Foi precisamente não usá-las. Precisamos de pisar o risco para saber que não podemos lá estar, e foi um bocado por aí. Acabei por experimentar como a maioria das pessoas da minha idade, que é uma coisa completamente errada. Não exagerei, só tive a minha fase e percebi que não é, de todo, o caminho que queria levar.

E que conselhos deixaria a outros jovens?

Sejam felizes e sejam responsáveis, melhores cidadãos…

Neste momento está com algum projeto em mãos, alguma proposta…?

Não. Tenho muitas ideias e espero que as consiga concretizar.

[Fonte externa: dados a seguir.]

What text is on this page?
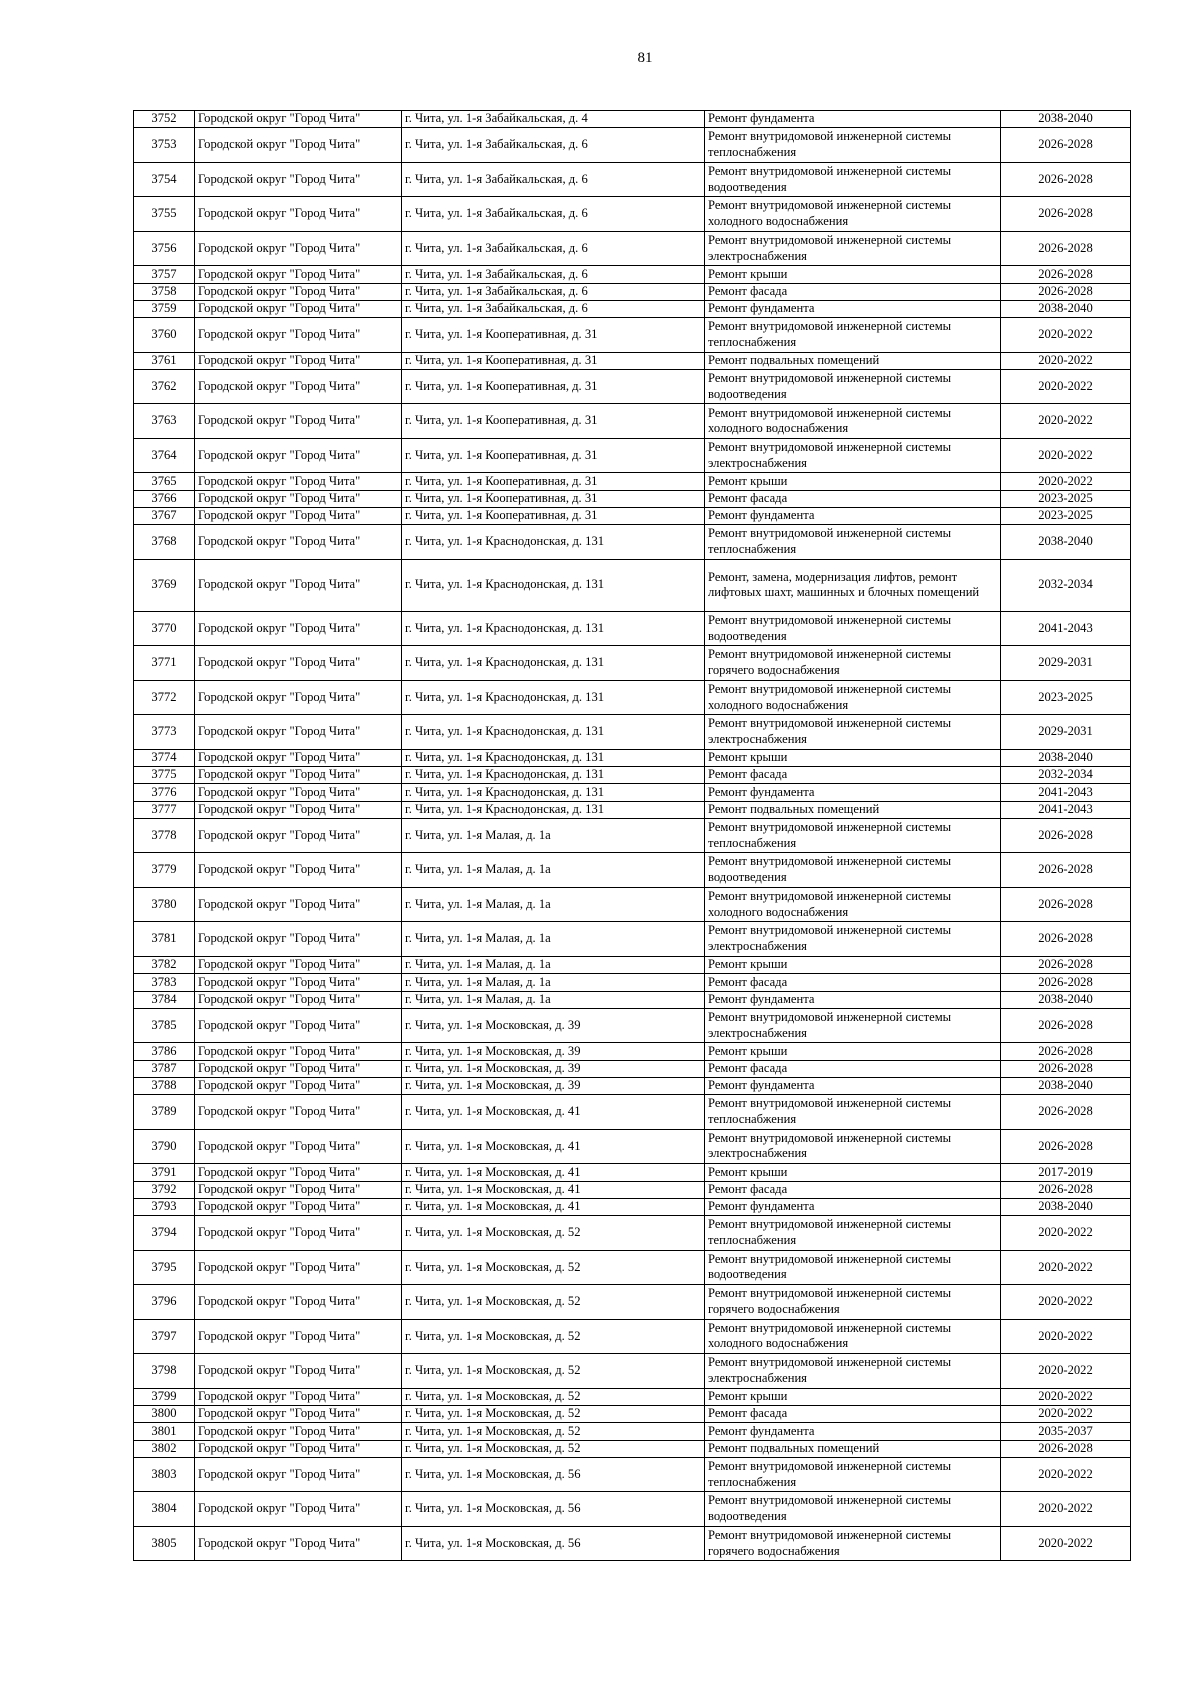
81
3752	Городской округ "Город Чита"	г. Чита, ул. 1-я Забайкальская, д. 4	Ремонт фундамента	2038-2040
3753	Городской округ "Город Чита"	г. Чита, ул. 1-я Забайкальская, д. 6	Ремонт внутридомовой инженерной системы теплоснабжения	2026-2028
3754	Городской округ "Город Чита"	г. Чита, ул. 1-я Забайкальская, д. 6	Ремонт внутридомовой инженерной системы водоотведения	2026-2028
3755	Городской округ "Город Чита"	г. Чита, ул. 1-я Забайкальская, д. 6	Ремонт внутридомовой инженерной системы холодного водоснабжения	2026-2028
3756	Городской округ "Город Чита"	г. Чита, ул. 1-я Забайкальская, д. 6	Ремонт внутридомовой инженерной системы электроснабжения	2026-2028
3757	Городской округ "Город Чита"	г. Чита, ул. 1-я Забайкальская, д. 6	Ремонт крыши	2026-2028
3758	Городской округ "Город Чита"	г. Чита, ул. 1-я Забайкальская, д. 6	Ремонт фасада	2026-2028
3759	Городской округ "Город Чита"	г. Чита, ул. 1-я Забайкальская, д. 6	Ремонт фундамента	2038-2040
3760	Городской округ "Город Чита"	г. Чита, ул. 1-я Кооперативная, д. 31	Ремонт внутридомовой инженерной системы теплоснабжения	2020-2022
3761	Городской округ "Город Чита"	г. Чита, ул. 1-я Кооперативная, д. 31	Ремонт подвальных помещений	2020-2022
3762	Городской округ "Город Чита"	г. Чита, ул. 1-я Кооперативная, д. 31	Ремонт внутридомовой инженерной системы водоотведения	2020-2022
3763	Городской округ "Город Чита"	г. Чита, ул. 1-я Кооперативная, д. 31	Ремонт внутридомовой инженерной системы холодного водоснабжения	2020-2022
3764	Городской округ "Город Чита"	г. Чита, ул. 1-я Кооперативная, д. 31	Ремонт внутридомовой инженерной системы электроснабжения	2020-2022
3765	Городской округ "Город Чита"	г. Чита, ул. 1-я Кооперативная, д. 31	Ремонт крыши	2020-2022
3766	Городской округ "Город Чита"	г. Чита, ул. 1-я Кооперативная, д. 31	Ремонт фасада	2023-2025
3767	Городской округ "Город Чита"	г. Чита, ул. 1-я Кооперативная, д. 31	Ремонт фундамента	2023-2025
3768	Городской округ "Город Чита"	г. Чита, ул. 1-я Краснодонская, д. 131	Ремонт внутридомовой инженерной системы теплоснабжения	2038-2040
3769	Городской округ "Город Чита"	г. Чита, ул. 1-я Краснодонская, д. 131	Ремонт, замена, модернизация лифтов, ремонт лифтовых шахт, машинных и блочных помещений	2032-2034
3770	Городской округ "Город Чита"	г. Чита, ул. 1-я Краснодонская, д. 131	Ремонт внутридомовой инженерной системы водоотведения	2041-2043
3771	Городской округ "Город Чита"	г. Чита, ул. 1-я Краснодонская, д. 131	Ремонт внутридомовой инженерной системы горячего водоснабжения	2029-2031
3772	Городской округ "Город Чита"	г. Чита, ул. 1-я Краснодонская, д. 131	Ремонт внутридомовой инженерной системы холодного водоснабжения	2023-2025
3773	Городской округ "Город Чита"	г. Чита, ул. 1-я Краснодонская, д. 131	Ремонт внутридомовой инженерной системы электроснабжения	2029-2031
3774	Городской округ "Город Чита"	г. Чита, ул. 1-я Краснодонская, д. 131	Ремонт крыши	2038-2040
3775	Городской округ "Город Чита"	г. Чита, ул. 1-я Краснодонская, д. 131	Ремонт фасада	2032-2034
3776	Городской округ "Город Чита"	г. Чита, ул. 1-я Краснодонская, д. 131	Ремонт фундамента	2041-2043
3777	Городской округ "Город Чита"	г. Чита, ул. 1-я Краснодонская, д. 131	Ремонт подвальных помещений	2041-2043
3778	Городской округ "Город Чита"	г. Чита, ул. 1-я Малая, д. 1а	Ремонт внутридомовой инженерной системы теплоснабжения	2026-2028
3779	Городской округ "Город Чита"	г. Чита, ул. 1-я Малая, д. 1а	Ремонт внутридомовой инженерной системы водоотведения	2026-2028
3780	Городской округ "Город Чита"	г. Чита, ул. 1-я Малая, д. 1а	Ремонт внутридомовой инженерной системы холодного водоснабжения	2026-2028
3781	Городской округ "Город Чита"	г. Чита, ул. 1-я Малая, д. 1а	Ремонт внутридомовой инженерной системы электроснабжения	2026-2028
3782	Городской округ "Город Чита"	г. Чита, ул. 1-я Малая, д. 1а	Ремонт крыши	2026-2028
3783	Городской округ "Город Чита"	г. Чита, ул. 1-я Малая, д. 1а	Ремонт фасада	2026-2028
3784	Городской округ "Город Чита"	г. Чита, ул. 1-я Малая, д. 1а	Ремонт фундамента	2038-2040
3785	Городской округ "Город Чита"	г. Чита, ул. 1-я Московская, д. 39	Ремонт внутридомовой инженерной системы электроснабжения	2026-2028
3786	Городской округ "Город Чита"	г. Чита, ул. 1-я Московская, д. 39	Ремонт крыши	2026-2028
3787	Городской округ "Город Чита"	г. Чита, ул. 1-я Московская, д. 39	Ремонт фасада	2026-2028
3788	Городской округ "Город Чита"	г. Чита, ул. 1-я Московская, д. 39	Ремонт фундамента	2038-2040
3789	Городской округ "Город Чита"	г. Чита, ул. 1-я Московская, д. 41	Ремонт внутридомовой инженерной системы теплоснабжения	2026-2028
3790	Городской округ "Город Чита"	г. Чита, ул. 1-я Московская, д. 41	Ремонт внутридомовой инженерной системы электроснабжения	2026-2028
3791	Городской округ "Город Чита"	г. Чита, ул. 1-я Московская, д. 41	Ремонт крыши	2017-2019
3792	Городской округ "Город Чита"	г. Чита, ул. 1-я Московская, д. 41	Ремонт фасада	2026-2028
3793	Городской округ "Город Чита"	г. Чита, ул. 1-я Московская, д. 41	Ремонт фундамента	2038-2040
3794	Городской округ "Город Чита"	г. Чита, ул. 1-я Московская, д. 52	Ремонт внутридомовой инженерной системы теплоснабжения	2020-2022
3795	Городской округ "Город Чита"	г. Чита, ул. 1-я Московская, д. 52	Ремонт внутридомовой инженерной системы водоотведения	2020-2022
3796	Городской округ "Город Чита"	г. Чита, ул. 1-я Московская, д. 52	Ремонт внутридомовой инженерной системы горячего водоснабжения	2020-2022
3797	Городской округ "Город Чита"	г. Чита, ул. 1-я Московская, д. 52	Ремонт внутридомовой инженерной системы холодного водоснабжения	2020-2022
3798	Городской округ "Город Чита"	г. Чита, ул. 1-я Московская, д. 52	Ремонт внутридомовой инженерной системы электроснабжения	2020-2022
3799	Городской округ "Город Чита"	г. Чита, ул. 1-я Московская, д. 52	Ремонт крыши	2020-2022
3800	Городской округ "Город Чита"	г. Чита, ул. 1-я Московская, д. 52	Ремонт фасада	2020-2022
3801	Городской округ "Город Чита"	г. Чита, ул. 1-я Московская, д. 52	Ремонт фундамента	2035-2037
3802	Городской округ "Город Чита"	г. Чита, ул. 1-я Московская, д. 52	Ремонт подвальных помещений	2026-2028
3803	Городской округ "Город Чита"	г. Чита, ул. 1-я Московская, д. 56	Ремонт внутридомовой инженерной системы теплоснабжения	2020-2022
3804	Городской округ "Город Чита"	г. Чита, ул. 1-я Московская, д. 56	Ремонт внутридомовой инженерной системы водоотведения	2020-2022
3805	Городской округ "Город Чита"	г. Чита, ул. 1-я Московская, д. 56	Ремонт внутридомовой инженерной системы горячего водоснабжения	2020-2022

E que tipo de ideias são essas?

Arte! Tenho de fazer arte!

Em que patamar é que gostava de se ver daqui a uns cinco ou dez anos?

Não sei, não vou falar em patamar. Quero ser a pessoa que sou hoje, ter os mesmos valores, não haver nenhuma mudança, acreditar nas mesmas coisas. Se calhar vou mudar, mas [quero] ser um bom cidadão. Gosto dessa sensação de acordar e estar tudo bem à minha volta, e tentar que pessoas também estejam bem. E estar rodeado de arte.